Orbax API migration questions
haohuanw opened this issue · comments
i have migrated my use cases to use the new orbax api but have some questions (maybe due to my setup is incorrect).
issue1: i am getting
ValueError: Distributed system is not available; please initialize it via `jax.distributed.initialize()` at the start of your program.
when calling
orbax/checkpoint/async_checkpointer.py", line 83, in _get_barrier_sync_fn
raise ValueError(
i am using single slice multi host tpu on gke, which i think calling distributed.initilize()
is not needed..? but let me know if that's not the case...
issue 2: my current setup is still using pmap
(i know this is not ideal 😢 ) with flax.jax_utils.replicate
and flax.jax_utils.unreplicate
and i am getting
ValueError: Cannot serialize host local arrays. Arrays like this are typically obtained using pmap. Consider using fully_replicated_host_local_array_to_global_array in orbax/checkpoint/utils.py to convert your arrays into serializable objects.

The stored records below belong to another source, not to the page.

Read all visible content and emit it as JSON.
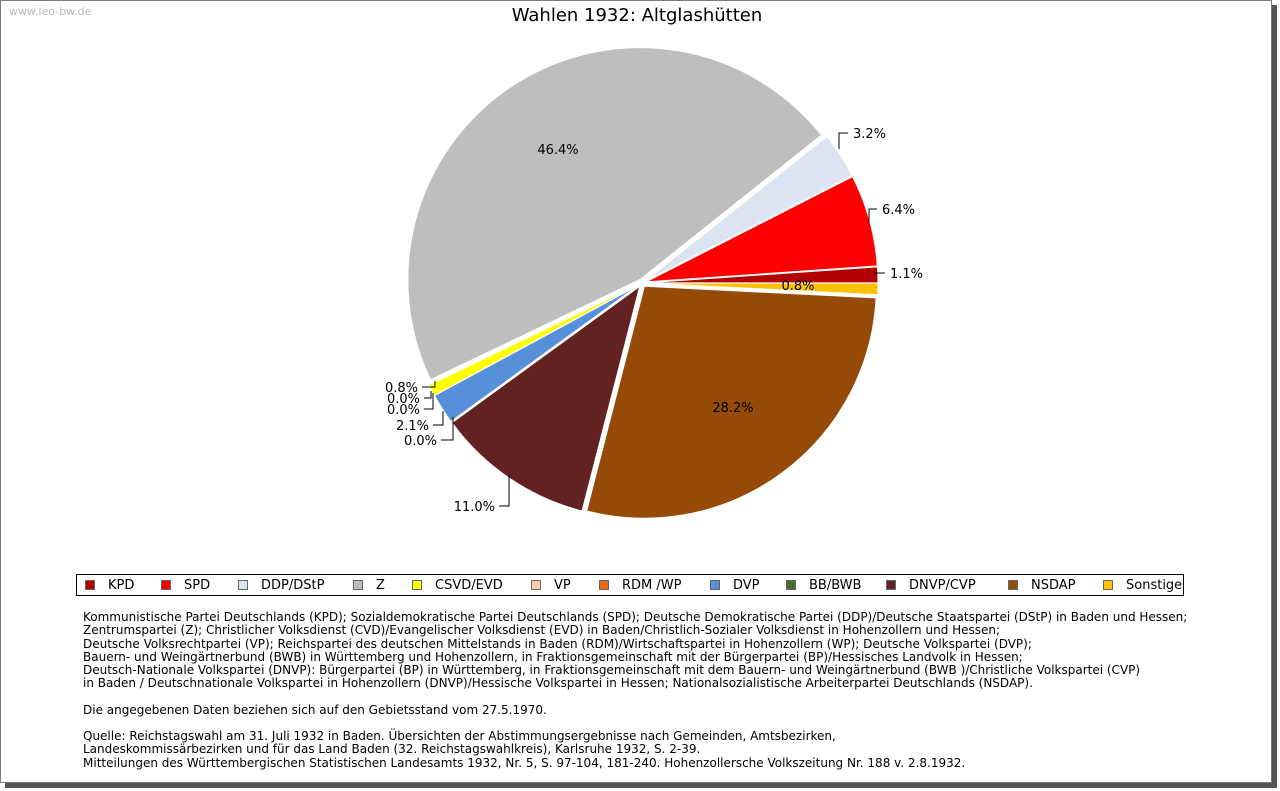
{
  "watermark": "www.leo-bw.de",
  "chart_data": {
    "type": "pie",
    "title": "Wahlen 1932: Altglashütten",
    "slices": [
      {
        "name": "KPD",
        "value": 1.1,
        "label": "1.1%",
        "color": "#b40000"
      },
      {
        "name": "SPD",
        "value": 6.4,
        "label": "6.4%",
        "color": "#ff0000"
      },
      {
        "name": "DDP/DStP",
        "value": 3.2,
        "label": "3.2%",
        "color": "#dce4f2"
      },
      {
        "name": "Z",
        "value": 46.4,
        "label": "46.4%",
        "color": "#bebebe"
      },
      {
        "name": "CSVD/EVD",
        "value": 0.8,
        "label": "0.8%",
        "color": "#ffff00"
      },
      {
        "name": "VP",
        "value": 0.0,
        "label": "0.0%",
        "color": "#ffcfb0"
      },
      {
        "name": "RDM /WP",
        "value": 0.0,
        "label": "0.0%",
        "color": "#ee6a10"
      },
      {
        "name": "DVP",
        "value": 2.1,
        "label": "2.1%",
        "color": "#5590d8"
      },
      {
        "name": "BB/BWB",
        "value": 0.0,
        "label": "0.0%",
        "color": "#4a6a28"
      },
      {
        "name": "DNVP/CVP",
        "value": 11.0,
        "label": "11.0%",
        "color": "#632222"
      },
      {
        "name": "NSDAP",
        "value": 28.2,
        "label": "28.2%",
        "color": "#954a08"
      },
      {
        "name": "Sonstige",
        "value": 0.8,
        "label": "0.8%",
        "color": "#ffc000"
      }
    ],
    "legend_position": "bottom"
  },
  "legend": [
    "KPD",
    "SPD",
    "DDP/DStP",
    "Z",
    "CSVD/EVD",
    "VP",
    "RDM /WP",
    "DVP",
    "BB/BWB",
    "DNVP/CVP",
    "NSDAP",
    "Sonstige"
  ],
  "notes": {
    "lines": [
      "Kommunistische Partei Deutschlands (KPD); Sozialdemokratische Partei Deutschlands (SPD); Deutsche Demokratische Partei (DDP)/Deutsche Staatspartei (DStP) in Baden und Hessen;",
      "Zentrumspartei (Z); Christlicher Volksdienst (CVD)/Evangelischer Volksdienst (EVD) in Baden/Christlich-Sozialer Volksdienst in Hohenzollern und Hessen;",
      "Deutsche Volksrechtpartei (VP); Reichspartei des deutschen Mittelstands in Baden (RDM)/Wirtschaftspartei in Hohenzollern (WP); Deutsche Volkspartei (DVP);",
      "Bauern- und Weingärtnerbund (BWB) in Württemberg und Hohenzollern, in Fraktionsgemeinschaft mit der Bürgerpartei (BP)/Hessisches Landvolk in Hessen;",
      "Deutsch-Nationale Volkspartei (DNVP): Bürgerpartei (BP) in Württemberg, in Fraktionsgemeinschaft mit dem Bauern- und Weingärtnerbund (BWB )/Christliche Volkspartei (CVP)",
      "in Baden / Deutschnationale Volkspartei in Hohenzollern (DNVP)/Hessische Volkspartei in Hessen; Nationalsozialistische Arbeiterpartei Deutschlands (NSDAP)."
    ],
    "data_note": "Die angegebenen Daten beziehen sich auf den Gebietsstand vom 27.5.1970.",
    "source_lines": [
      "Quelle: Reichstagswahl am 31. Juli 1932 in Baden. Übersichten der Abstimmungsergebnisse nach Gemeinden, Amtsbezirken,",
      "Landeskommissärbezirken und für das Land Baden (32. Reichstagswahlkreis), Karlsruhe 1932, S. 2-39.",
      "Mitteilungen des Württembergischen Statistischen Landesamts 1932, Nr. 5, S. 97-104, 181-240. Hohenzollersche Volkszeitung Nr. 188 v. 2.8.1932."
    ]
  }
}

when training on multiple tpu. just to confirm, i basically just need to convert entire state to gda array? previously, i think orbax only save weights on process 0 automatically and i want to make sure the behavior is the same.

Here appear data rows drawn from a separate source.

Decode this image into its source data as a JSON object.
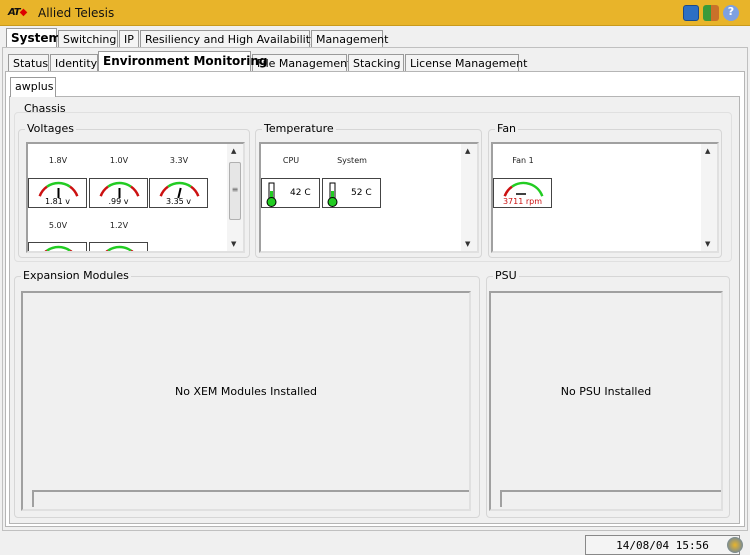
{
  "app": {
    "title": "Allied Telesis",
    "logo": "ATI"
  },
  "main_tabs": [
    "System",
    "Switching",
    "IP",
    "Resiliency and High Availability",
    "Management"
  ],
  "sub_tabs": [
    "Status",
    "Identity",
    "Environment Monitoring",
    "File Management",
    "Stacking",
    "License Management"
  ],
  "device_tab": "awplus",
  "chassis": {
    "label": "Chassis",
    "voltages": {
      "label": "Voltages",
      "sensors": [
        {
          "name": "1.8V",
          "value": "1.81 v"
        },
        {
          "name": "1.0V",
          "value": ".99 v"
        },
        {
          "name": "3.3V",
          "value": "3.35 v"
        },
        {
          "name": "5.0V",
          "value": ""
        },
        {
          "name": "1.2V",
          "value": ""
        }
      ]
    },
    "temperature": {
      "label": "Temperature",
      "sensors": [
        {
          "name": "CPU",
          "value": "42 C"
        },
        {
          "name": "System",
          "value": "52 C"
        }
      ]
    },
    "fan": {
      "label": "Fan",
      "sensors": [
        {
          "name": "Fan 1",
          "value": "3711 rpm"
        }
      ]
    }
  },
  "expansion": {
    "label": "Expansion Modules",
    "message": "No XEM Modules Installed"
  },
  "psu": {
    "label": "PSU",
    "message": "No PSU Installed"
  },
  "status": {
    "datetime": "14/08/04 15:56"
  },
  "colors": {
    "titlebar": "#e8b42a",
    "gauge_ok": "#22cc22",
    "gauge_warn": "#cc1111",
    "fan_value": "#cc1111"
  },
  "icons": [
    "save-icon",
    "exit-icon",
    "help-icon",
    "refresh-icon"
  ]
}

For 1, I'm also not always sure when jax.distributed.initialize
is getting called and when not, but basically it always needs to be called. The only question is whether JAX is doing the call for you behind the scenes or not, but it is essentially always needed. I'm just not quite sure why it's not getting called for you.
For 2, if all the arrays in your state were obtained from pmap, you would need to use fully_replicated_host_local_array_to_global_array
on all of them to get jax.Array
with the appropriate sharding. The arrays would still be fully replicated, so saving would happen on one process.
For 1. I believe jax.distributed.initialize()
is only called automatically inside of google, open source users of jax must call it explicitly. I will work on a fix for jax.distributed.initialize()
by modifying how we automate arguments here - currently it looks like this code only works for GKE on XPK which is a user-friendly wrapper of GKE
As an immediate workaround you can remove the jax.distributed.initialize()
call and use an orbax synchronous checkpointer instead of asychronous, or you can set MEGASCALE_COORDINATOR_ADDRESS
= as an env var - I think this solution has already been recommended to you. Edit: this code shows calling jax.distributed.initialize
with explicit inputs
thanks! this is the current workaround i have.